The objections to ending the training are occasionally practical.
In 2004, with ammunition running low, a British unit launched a bayonet charge toward a trench outside of
Basra,
Iraq, where some 100 members of the
Mahdi Army militia were staging an attack. The British soldiers later said that though some of the insurgents were wounded in the bayonet charge itself, others were simply terrified into surrender.
Instilling such terror is at the heart of the philosophical argument for keeping bayonet training, historians say.
“Traditionally in the 20th century – certainly after World War I – bayonet training was basically designed to develop in soldiers aggressiveness, courage, and preparation for close combat,” says
Richard Kohn, professor of military history at the
University of North Carolina at Chapel Hill.

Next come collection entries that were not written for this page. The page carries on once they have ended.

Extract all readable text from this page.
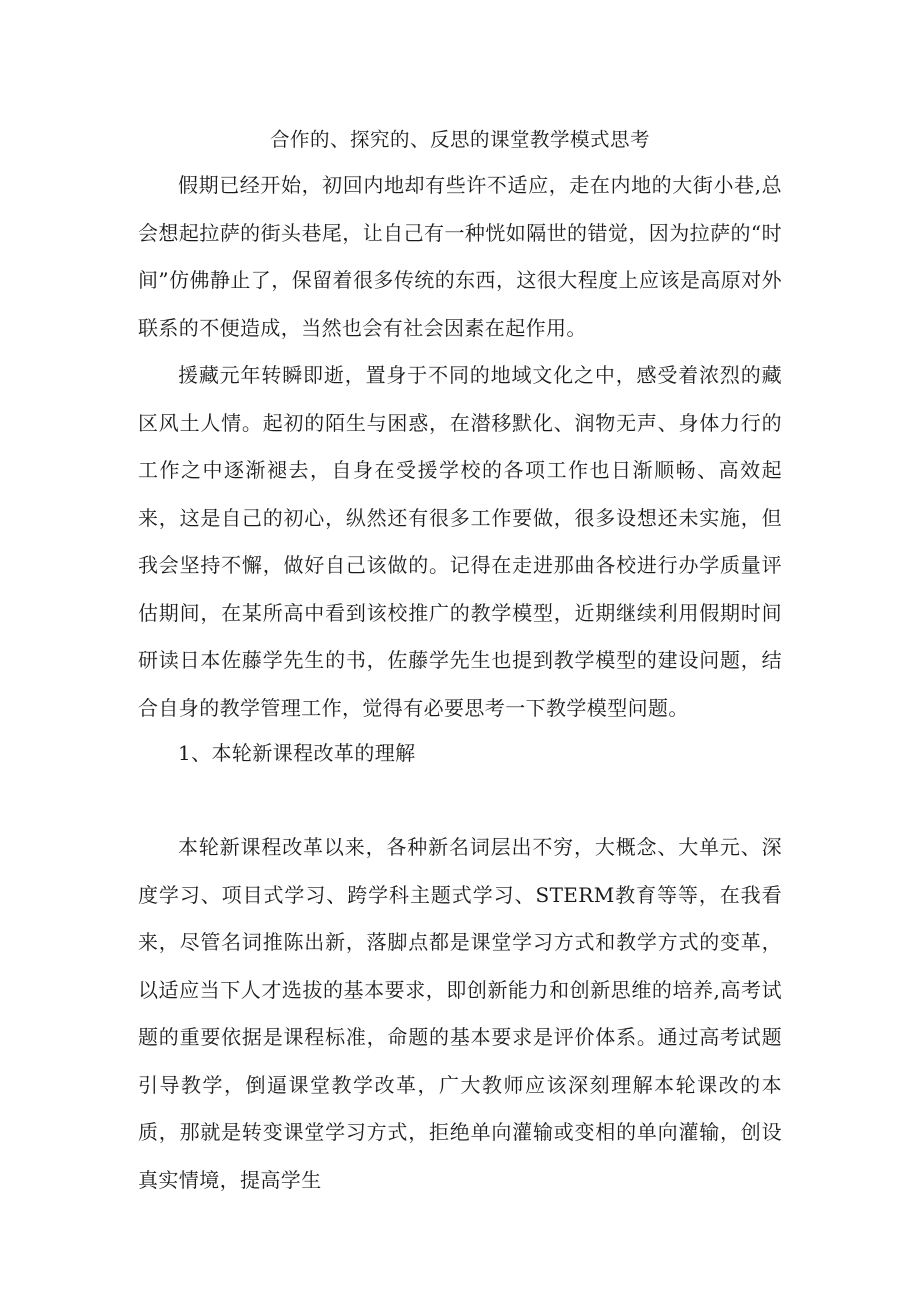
合作的、探究的、反思的课堂教学模式思考

假期已经开始，初回内地却有些许不适应，走在内地的大街小巷,总会想起拉萨的街头巷尾，让自己有一种恍如隔世的错觉，因为拉萨的“时间”仿佛静止了，保留着很多传统的东西，这很大程度上应该是高原对外联系的不便造成，当然也会有社会因素在起作用。

援藏元年转瞬即逝，置身于不同的地域文化之中，感受着浓烈的藏区风土人情。起初的陌生与困惑，在潜移默化、润物无声、身体力行的工作之中逐渐褪去，自身在受援学校的各项工作也日渐顺畅、高效起来，这是自己的初心，纵然还有很多工作要做，很多设想还未实施，但我会坚持不懈，做好自己该做的。记得在走进那曲各校进行办学质量评估期间，在某所高中看到该校推广的教学模型，近期继续利用假期时间研读日本佐藤学先生的书，佐藤学先生也提到教学模型的建设问题，结合自身的教学管理工作，觉得有必要思考一下教学模型问题。

1、本轮新课程改革的理解

本轮新课程改革以来，各种新名词层出不穷，大概念、大单元、深度学习、项目式学习、跨学科主题式学习、STERM教育等等，在我看来，尽管名词推陈出新，落脚点都是课堂学习方式和教学方式的变革，以适应当下人才选拔的基本要求，即创新能力和创新思维的培养,高考试题的重要依据是课程标准，命题的基本要求是评价体系。通过高考试题引导教学，倒逼课堂教学改革，广大教师应该深刻理解本轮课改的本质，那就是转变课堂学习方式，拒绝单向灌输或变相的单向灌输，创设真实情境，提高学生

Bayonet training is, in short, used to undo socialization – to “basically to try to mitigate or eradicate the reluctance of human beings to kill each other,” Mr. Kohn says. It is one of the challenges in
US or Western society “where we have such reverence for the individual, where we socialize our people to believe in the rule of law, and all of that,” he adds. “What you’re doing with young people is trying to get them used to the highly emotional and irrational and adrenaline-filled situations in which they are liable to find themselves whether they are within sight of the enemy or not – and the reluctance to take a life.”